Aussitôt, la pauvre femme âgée lâcha sa tasse qui se fracassa au sol, près d’elle. Le liquide s’éparpilla à ses pieds. Elle aurait pu en souffrir, mais elle était déjà morte. Son corps tomba par-dessus la clôture et s’écrasa devant sa maison, dans une flaque de son propre sang. Quelques passants avaient vu la scène avec horreur et crièrent à l’aide. Gretta lâcha le second paquet qu’elle comptait rentrer dans sa boutique et lâcha un juron avant de courir vers la vieille dame morte.

Après avoir réussi son coup, le petit papillon bleu virevolta loin de la ruelle et partit rejoindre un individu vêtu d’une longue cape noire, qui s’était installé près d’un café bistro où l’on servait des viennoiseries et de délicieux chocolats chauds. L’insecte se posa sur l’index de l’individu à la cape, comme si ce dernier l’avait attendu.
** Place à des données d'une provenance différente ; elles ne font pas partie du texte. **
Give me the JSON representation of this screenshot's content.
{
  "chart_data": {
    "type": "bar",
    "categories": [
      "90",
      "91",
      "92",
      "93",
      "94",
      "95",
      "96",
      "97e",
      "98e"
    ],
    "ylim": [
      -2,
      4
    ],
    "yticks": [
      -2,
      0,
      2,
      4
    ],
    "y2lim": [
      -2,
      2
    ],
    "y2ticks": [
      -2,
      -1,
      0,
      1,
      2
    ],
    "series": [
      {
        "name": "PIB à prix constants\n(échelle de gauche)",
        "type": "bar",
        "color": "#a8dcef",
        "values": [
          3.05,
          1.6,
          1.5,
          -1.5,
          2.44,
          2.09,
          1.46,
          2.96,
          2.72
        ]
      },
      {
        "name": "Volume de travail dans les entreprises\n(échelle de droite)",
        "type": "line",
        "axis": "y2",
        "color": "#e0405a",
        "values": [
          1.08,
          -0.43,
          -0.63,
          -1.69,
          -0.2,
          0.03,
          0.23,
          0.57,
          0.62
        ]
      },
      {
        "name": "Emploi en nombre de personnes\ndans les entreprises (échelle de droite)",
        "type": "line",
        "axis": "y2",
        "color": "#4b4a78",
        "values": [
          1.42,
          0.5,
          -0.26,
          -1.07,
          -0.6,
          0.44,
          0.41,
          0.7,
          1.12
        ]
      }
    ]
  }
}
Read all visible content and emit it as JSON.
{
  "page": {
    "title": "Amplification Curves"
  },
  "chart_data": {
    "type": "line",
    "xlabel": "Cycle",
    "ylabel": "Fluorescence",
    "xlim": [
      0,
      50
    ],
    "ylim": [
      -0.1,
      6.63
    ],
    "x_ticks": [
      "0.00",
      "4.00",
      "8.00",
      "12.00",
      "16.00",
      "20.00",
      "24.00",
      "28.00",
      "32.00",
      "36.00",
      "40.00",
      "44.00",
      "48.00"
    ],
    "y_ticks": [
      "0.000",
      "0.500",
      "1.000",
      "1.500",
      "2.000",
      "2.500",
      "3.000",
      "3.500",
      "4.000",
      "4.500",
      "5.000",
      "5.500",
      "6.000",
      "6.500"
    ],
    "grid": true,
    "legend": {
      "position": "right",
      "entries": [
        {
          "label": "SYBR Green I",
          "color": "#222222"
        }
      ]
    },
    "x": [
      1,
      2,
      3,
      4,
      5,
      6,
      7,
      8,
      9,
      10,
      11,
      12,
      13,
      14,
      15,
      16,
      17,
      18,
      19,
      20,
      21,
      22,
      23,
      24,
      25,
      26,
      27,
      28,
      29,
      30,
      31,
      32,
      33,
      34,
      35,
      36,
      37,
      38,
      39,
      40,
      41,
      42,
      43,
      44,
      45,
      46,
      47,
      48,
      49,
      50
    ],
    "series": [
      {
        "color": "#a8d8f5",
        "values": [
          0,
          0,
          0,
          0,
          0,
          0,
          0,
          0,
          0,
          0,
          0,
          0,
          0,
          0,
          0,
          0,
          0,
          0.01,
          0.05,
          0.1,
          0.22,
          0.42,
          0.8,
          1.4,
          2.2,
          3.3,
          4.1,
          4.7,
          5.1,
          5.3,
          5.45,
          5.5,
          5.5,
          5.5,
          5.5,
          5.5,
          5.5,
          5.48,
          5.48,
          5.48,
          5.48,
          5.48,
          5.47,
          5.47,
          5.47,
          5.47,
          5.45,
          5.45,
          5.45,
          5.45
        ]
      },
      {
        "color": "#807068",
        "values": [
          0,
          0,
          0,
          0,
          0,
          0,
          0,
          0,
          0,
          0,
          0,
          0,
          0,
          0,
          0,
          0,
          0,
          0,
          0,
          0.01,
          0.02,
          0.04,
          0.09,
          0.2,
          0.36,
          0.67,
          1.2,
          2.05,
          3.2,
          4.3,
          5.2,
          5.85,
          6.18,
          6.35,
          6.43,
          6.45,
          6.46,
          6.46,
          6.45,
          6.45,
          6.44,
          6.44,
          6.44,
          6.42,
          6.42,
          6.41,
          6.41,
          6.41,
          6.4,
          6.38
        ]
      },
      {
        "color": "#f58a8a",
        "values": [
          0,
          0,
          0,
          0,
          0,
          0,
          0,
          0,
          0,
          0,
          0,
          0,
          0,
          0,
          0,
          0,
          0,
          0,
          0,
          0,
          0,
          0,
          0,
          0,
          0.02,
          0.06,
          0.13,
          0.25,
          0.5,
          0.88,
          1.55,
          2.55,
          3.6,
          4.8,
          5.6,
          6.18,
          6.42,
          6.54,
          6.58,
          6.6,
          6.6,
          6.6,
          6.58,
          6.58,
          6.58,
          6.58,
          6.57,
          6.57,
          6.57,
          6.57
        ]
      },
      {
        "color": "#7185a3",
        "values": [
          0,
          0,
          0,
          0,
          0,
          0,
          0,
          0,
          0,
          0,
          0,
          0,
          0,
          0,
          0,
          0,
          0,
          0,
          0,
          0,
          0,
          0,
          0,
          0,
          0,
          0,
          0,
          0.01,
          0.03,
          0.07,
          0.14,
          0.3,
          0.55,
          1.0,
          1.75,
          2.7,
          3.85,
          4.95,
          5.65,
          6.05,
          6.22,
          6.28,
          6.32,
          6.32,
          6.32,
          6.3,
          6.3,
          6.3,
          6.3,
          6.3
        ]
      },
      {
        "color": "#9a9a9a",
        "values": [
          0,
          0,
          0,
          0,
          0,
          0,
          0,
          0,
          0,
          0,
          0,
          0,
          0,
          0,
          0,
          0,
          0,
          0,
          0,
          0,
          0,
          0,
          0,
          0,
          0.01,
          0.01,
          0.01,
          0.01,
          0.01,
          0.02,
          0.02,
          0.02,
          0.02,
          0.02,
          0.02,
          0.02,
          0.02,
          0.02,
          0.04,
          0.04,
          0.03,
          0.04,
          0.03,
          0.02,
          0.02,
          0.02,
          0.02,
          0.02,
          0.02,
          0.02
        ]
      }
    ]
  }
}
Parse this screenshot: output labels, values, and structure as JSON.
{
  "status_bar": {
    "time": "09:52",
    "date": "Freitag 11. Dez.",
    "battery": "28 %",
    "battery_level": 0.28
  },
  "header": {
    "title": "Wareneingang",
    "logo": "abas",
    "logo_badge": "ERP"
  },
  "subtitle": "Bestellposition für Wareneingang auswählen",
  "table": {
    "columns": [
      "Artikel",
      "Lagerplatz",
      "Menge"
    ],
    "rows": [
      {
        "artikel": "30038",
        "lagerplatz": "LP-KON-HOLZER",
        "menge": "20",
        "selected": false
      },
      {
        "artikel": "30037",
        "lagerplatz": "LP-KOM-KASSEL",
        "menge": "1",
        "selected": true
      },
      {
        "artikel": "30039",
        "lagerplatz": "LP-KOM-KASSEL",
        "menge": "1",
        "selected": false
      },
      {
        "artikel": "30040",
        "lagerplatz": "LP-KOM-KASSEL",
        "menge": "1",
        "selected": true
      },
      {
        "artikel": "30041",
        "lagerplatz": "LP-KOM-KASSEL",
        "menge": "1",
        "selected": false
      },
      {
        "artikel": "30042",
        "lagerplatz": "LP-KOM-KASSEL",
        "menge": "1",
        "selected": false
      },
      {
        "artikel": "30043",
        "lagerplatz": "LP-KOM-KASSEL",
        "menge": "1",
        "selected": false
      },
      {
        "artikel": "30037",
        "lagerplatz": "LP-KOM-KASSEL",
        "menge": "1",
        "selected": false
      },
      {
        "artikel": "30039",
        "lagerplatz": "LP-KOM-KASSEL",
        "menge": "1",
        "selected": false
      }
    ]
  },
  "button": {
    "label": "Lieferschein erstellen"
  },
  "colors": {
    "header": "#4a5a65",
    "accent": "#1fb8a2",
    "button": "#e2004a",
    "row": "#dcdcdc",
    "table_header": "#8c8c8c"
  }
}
— Très bien, mon ami… Cette cible nous a déjà donné un peu plus de puissance… murmura l’homme, un sourire aux lèvres. Tu as fait de l’excellent travail. Maintenant repose-toi… J’ai d’autres objectifs qui t’attendront, prochainement…

Le papillon se désintégra dans un petit nuage de poussières, alors que l’étranger prit une gorgée de son café. Il était satisfait du travail de sa petite servante ailée, qui était retournée aux profondeurs des enfers… Ce jeu ne faisait que commencer.

À suivre dans le Volume 2 : Le Monde des Ténèbres.